Spark Therapeutics (NASDAQ:ONCE), a gene therapy company based in Philadelphia, USA, has indicated a price tag of $850,000 per patient for its new gene therapy treatment, “LUXTURNA” (voretigene neparvovec). The treatment, designed for patients with vision loss due to Leber’s congenital amurosis, is undergoing regulatory submission in the United States and Europe. According to the company, the MAA in Europe includes data from three clinical trials comprising 41 patients in total, representing the first randomized, controlled Phase 3 trial for a gene therapy for a genetic disease.

 

The patient population for the drug in the United States is estimated at between 1,000 and 2,000, yielding a potential market value for Luxturna of between $850 million and $1.7 billion. While clinical data suggests the drug may work for up to 4 years following a single administration, concerns have arisen on what happens if the drug either fails to work in certain patients, or works sub-optimally. To address such concerns, Spark has offered a rebate system to patients for which the drug does not work in the first 3 months, with a further possibility for a rebate 2.5 years after administration if the drug fails to perform. In a press release, Spark Therapeutics stated they “will share risk with certain health insurers by paying rebates if patient outcomes fail to meet a specified threshold, thereby linking the payment for LUXTURNA to both short-term efficacy (30-90 days) and longer-term durability (30 months) measures that are unique to this one-time gene therapy. The short-term and long-term measures will be based on full-field light sensitivity threshold (FST) testing scores, with a baseline to be established for each eligible patient before administration of LUXTURNA.”

 

Patients on government funded Medicare and Medicaid may be offered a slightly different route for payment, potentially involving some manner of an installment plan however, less detail is available on these structures as discussions are currently underway.

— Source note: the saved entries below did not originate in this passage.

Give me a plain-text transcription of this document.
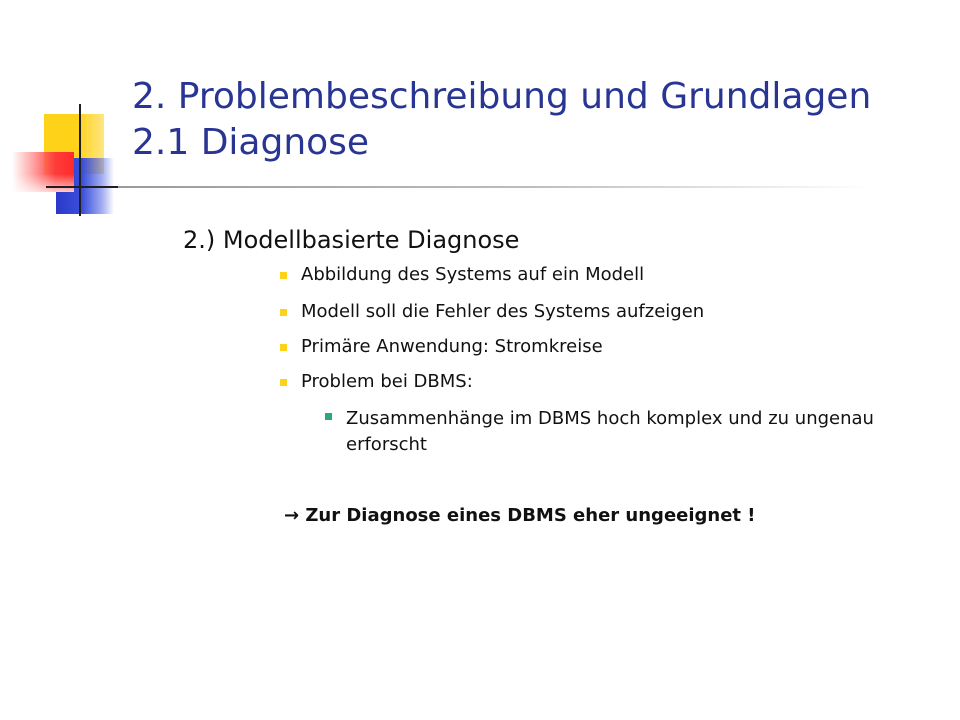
2. Problembeschreibung und Grundlagen
2.1 Diagnose
2.) Modellbasierte Diagnose
Abbildung des Systems auf ein Modell
Modell soll die Fehler des Systems aufzeigen
Primäre Anwendung: Stromkreise
Problem bei DBMS:
Zusammenhänge im DBMS hoch komplex und zu ungenau erforscht
→ Zur Diagnose eines DBMS eher ungeeignet !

While Spark has been highly innovative in both the development of the first ocular gene therapy in the US, and innovative in how the drug is to be priced and paid for, the sheer size of the price tag has attracted criticism. For example, a significant proportion of the cost required to research and develop Luxturna is understood to have originated with public, academic and charitable grant fundings and donations. The exact proportion of such financing does not appear to be publicly available, although presumably such figures may be computed from records within both the university(ies) involved and the company. Such costs may indicate that the public end up paying twice – once as a funder to develop the therapy and then again as a patient receiving the therapy. However, such reasoning may ignore the significant contribution made by investors and the company, and where the line between research and development is to be drawn. Universities on their own are not structured to deliver therapies to the market, while commercial companies are not structured or designed to undertake long-term basic research. Some compromises will be required in order to configure a fair and reasonable arrangement that balances public investment against private enterprise. If Spark’s track record in science is any indicator of the company’s skill in navigating significant challenges, then a solution should hopefully emerge over the coming months that provides a win-win for all stakeholders.